4.  Listen to jurors – In addition to observing physical behaviors, attorneys should take note of jurors’ words when answering voir dire questions. Research has shown that individuals offering socially desirable responses typically provide only partial or vague answers.7  Jurors’ tone of voice during a response is also important. When a juror is providing a socially desirable answer, it is likely that they will not have as much conviction in their voice as they would when providing a response they are more comfortable with. This is why we are strong proponents of asking jurors open-ended questions that allow them the ability to express their opinions and force them to provide more than Yes/No responses.

Humans are social beings, and we cannot escape the influence of one another. When we get asked questions, there are usually several factors at play when providing an answer. While the context and words of the question matter, we often overlook other factors, such as who the questioner is, where the question is being asked, who is listening to the response, and the motivation individuals have for providing a given answer. In our personal lives we usually take what individuals tell us at face value. Inside the courtroom during voir dire, taking prospective jurors at their word could be problematic. However, the strategies discussed in this article can help attorneys identify and reduce the effects of social desirability bias.  

1  Melore, C. (2022, August 16). ‘You look great!’ Average person tells 4 lies per day, survey shows.

2 Crowne, D. P., and Marlowe, D. (1960).

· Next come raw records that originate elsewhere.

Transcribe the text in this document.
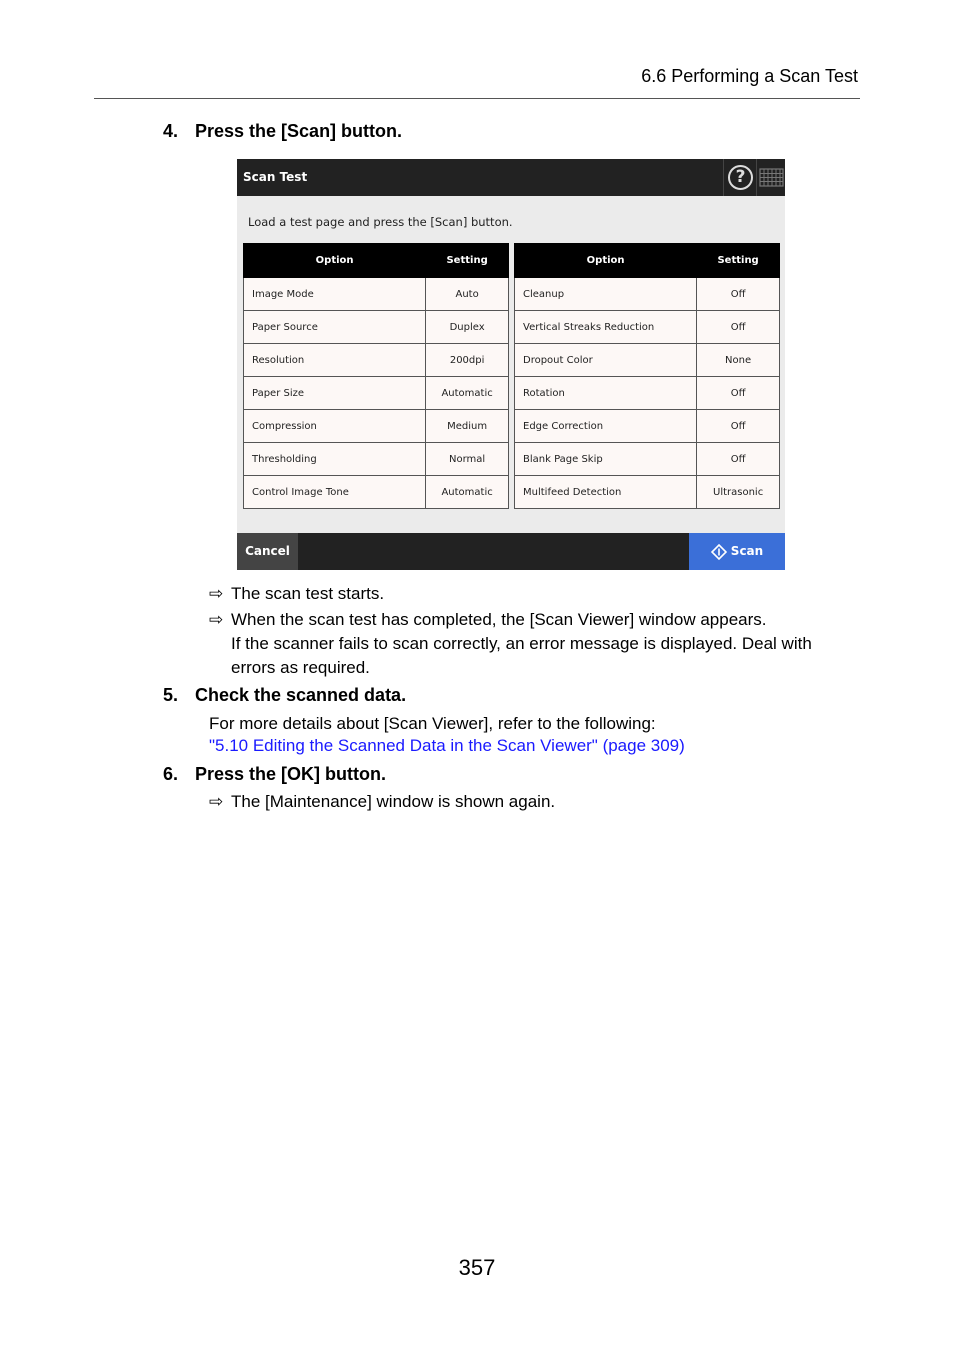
6.6 Performing a Scan Test
4. Press the [Scan] button.
Scan Test	?
Load a test page and press the [Scan] button.
Option	Setting
Image Mode	Auto
Paper Source	Duplex
Resolution	200dpi
Paper Size	Automatic
Compression	Medium
Thresholding	Normal
Control Image Tone	Automatic
Option	Setting
Cleanup	Off
Vertical Streaks Reduction	Off
Dropout Color	None
Rotation	Off
Edge Correction	Off
Blank Page Skip	Off
Multifeed Detection	Ultrasonic
Cancel	Scan
⇨ The scan test starts.
⇨ When the scan test has completed, the [Scan Viewer] window appears.
If the scanner fails to scan correctly, an error message is displayed. Deal with errors as required.
5. Check the scanned data.
For more details about [Scan Viewer], refer to the following:
"5.10 Editing the Scanned Data in the Scan Viewer" (page 309)
6. Press the [OK] button.
⇨ The [Maintenance] window is shown again.
357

A new scale of social desirability independent of psychopathology. Journal of Consulting Psychology, 24(4), 349-354. doi: 10.1037/h0047358

See, for example, Langhaug, L. F., Cheung, Y. B., Pascoe, S., Hayes, R., & Cowan, F. M. (2009). Difference in prevalence of common mental disorder as measured using four questionnaire delivery methods among young people in rural Zimbabwe. Journal of Affective Disorders, 118(1-3), 220–223.

4 Mahmutovic, J. (2020, December 11). How to ask a sensitive question on a survey. SurveyLegend.

5 Mehrabian, A. (1972). Nonverbal communication. New Brunswick: Aldine Transaction.

Thompson, J. (2011, September 30). Is nonverbal communication a numbers game? Is body language really over 90% of how we communicate? Psychology Today. nonverbal-communication-numbers-game

7 Bergen, N., & Labonté, R. (2020). “Everything is perfect, and we have no problems”: Detecting and limiting social desirability bias in qualitative research. Qualitative Health Research, 30(5), 783–792.